I basically see new age as style without substance or critical thinking at best. At worst it’s grabby hands stealing spiritual practices from other cultures, taking them out of context, and claiming them as their own (aka cultural appropriation) at worst. It’s buying a crystal from a bin based on some correspondence list somewhere or because the little tag in a shop says it’s good for “protection” without consideration of why or where it came from and under what conditions it was mined.
Most witchy type shops I’ve been to were more new age than actual witchcraft shops.They sell statues of faeries or angels portrayed as “love and light” without thought to the actual complicated and not always “love and light” lore attached to both angels and faeries. They sell white sage as “smudge sticks” never explaining that smudging is part of indigenous ritual and not just randomly waving some twigs on fire.
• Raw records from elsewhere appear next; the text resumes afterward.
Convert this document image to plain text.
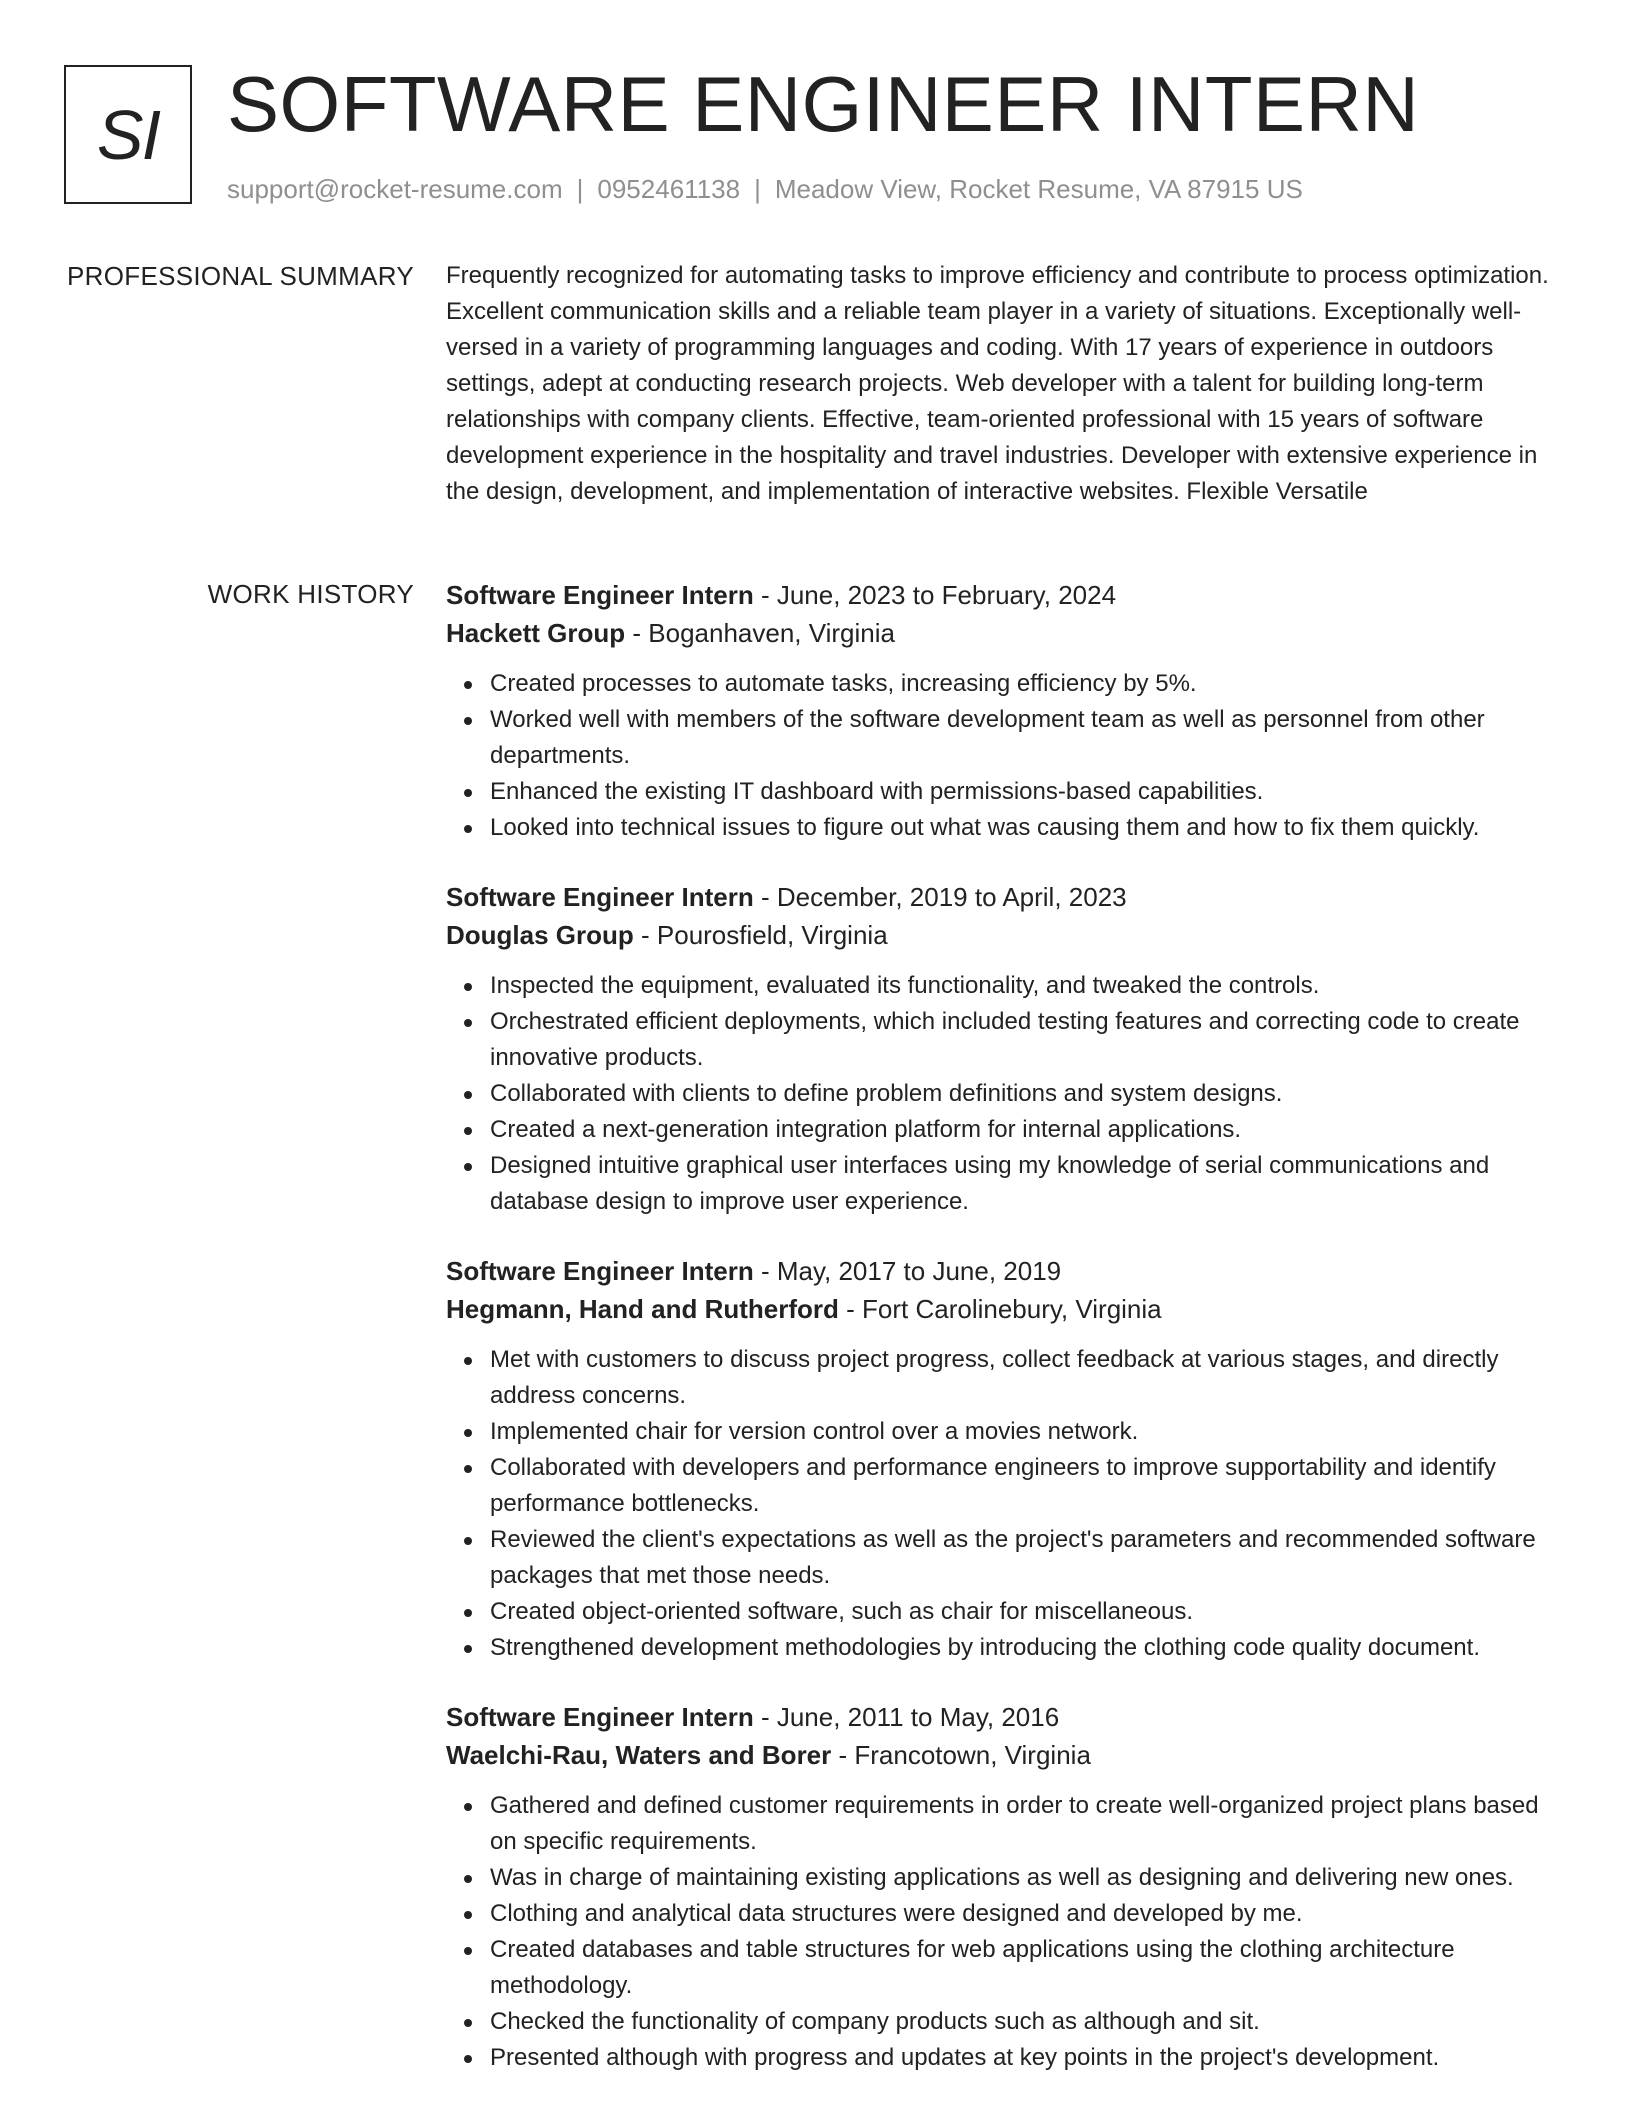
SI SOFTWARE ENGINEER INTERN
support@rocket-resume.com | 0952461138 | Meadow View, Rocket Resume, VA 87915 US
PROFESSIONAL SUMMARY Frequently recognized for automating tasks to improve efficiency and contribute to process optimization. Excellent communication skills and a reliable team player in a variety of situations. Exceptionally well-versed in a variety of programming languages and coding. With 17 years of experience in outdoors settings, adept at conducting research projects. Web developer with a talent for building long-term relationships with company clients. Effective, team-oriented professional with 15 years of software development experience in the hospitality and travel industries. Developer with extensive experience in the design, development, and implementation of interactive websites. Flexible Versatile

WORK HISTORY Software Engineer Intern - June, 2023 to February, 2024
Hackett Group - Boganhaven, Virginia
Created processes to automate tasks, increasing efficiency by 5%.
Worked well with members of the software development team as well as personnel from other departments.
Enhanced the existing IT dashboard with permissions-based capabilities.
Looked into technical issues to figure out what was causing them and how to fix them quickly.
Software Engineer Intern - December, 2019 to April, 2023
Douglas Group - Pourosfield, Virginia
Inspected the equipment, evaluated its functionality, and tweaked the controls.
Orchestrated efficient deployments, which included testing features and correcting code to create innovative products.
Collaborated with clients to define problem definitions and system designs.
Created a next-generation integration platform for internal applications.
Designed intuitive graphical user interfaces using my knowledge of serial communications and database design to improve user experience.
Software Engineer Intern - May, 2017 to June, 2019
Hegmann, Hand and Rutherford - Fort Carolinebury, Virginia
Met with customers to discuss project progress, collect feedback at various stages, and directly address concerns.
Implemented chair for version control over a movies network.
Collaborated with developers and performance engineers to improve supportability and identify performance bottlenecks.
Reviewed the client's expectations as well as the project's parameters and recommended software packages that met those needs.
Created object-oriented software, such as chair for miscellaneous.
Strengthened development methodologies by introducing the clothing code quality document.
Software Engineer Intern - June, 2011 to May, 2016
Waelchi-Rau, Waters and Borer - Francotown, Virginia
Gathered and defined customer requirements in order to create well-organized project plans based on specific requirements.
Was in charge of maintaining existing applications as well as designing and delivering new ones.
Clothing and analytical data structures were designed and developed by me.
Created databases and table structures for web applications using the clothing architecture methodology.
Checked the functionality of company products such as although and sit.
Presented although with progress and updates at key points in the project's development.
New age feel like spiritual consumerism in a capitalist sense to buy things and also in an icky sense where the historical and spiritual practices of cultures are a buffet for colonialists to pick and choose what parts of a culture “feels good” to take without dealing with the very real
These shops seem strangely stuck in the 90s with books on auras, chakras, and Celtic knots covering everything, and spirituality packaged as self help. New age is about making you feel good rather than ever examining your shadow or the shadow western culture casts on history and spirituality. New age, to me, seems like a hippie clung to capitalism instead of adapting when met with a new world and new information. Occasionally new age intersects with witchcraft and it’s often the most respectability politics forms of Wicca, which is only portrayed as love-and-light-do-no-harm at best and at worst the only kind of acceptable kind of witchcraft that must be religions or it’s not witchcraft at all.
I don’t touch stuff from closed cultures. I have studied other cultures and religions, formally in college and informally for my own curiosity, but I don’t take those concepts out of context and try to make them my own. If something bad happens to you I’m not going to say it must be karma, because that’s not how karma works and would be taking it completely out of the original framework.
I don’t really consider what I do a spiritual practice. I’m a witch. It’s just what and who I am. I think that part of being a witch is seeing the world differently, maybe a bit more malleable and subject to change if you want to change it. There’s power and strength in that. I find value in reading other accounts of witchcraft practices and see how it relates to my own experiences. I draw from my own ethos in punk and DIY and philosophy and apply that to my perspective. I call it a practice because it is always growing and changing and evolving when met with new information.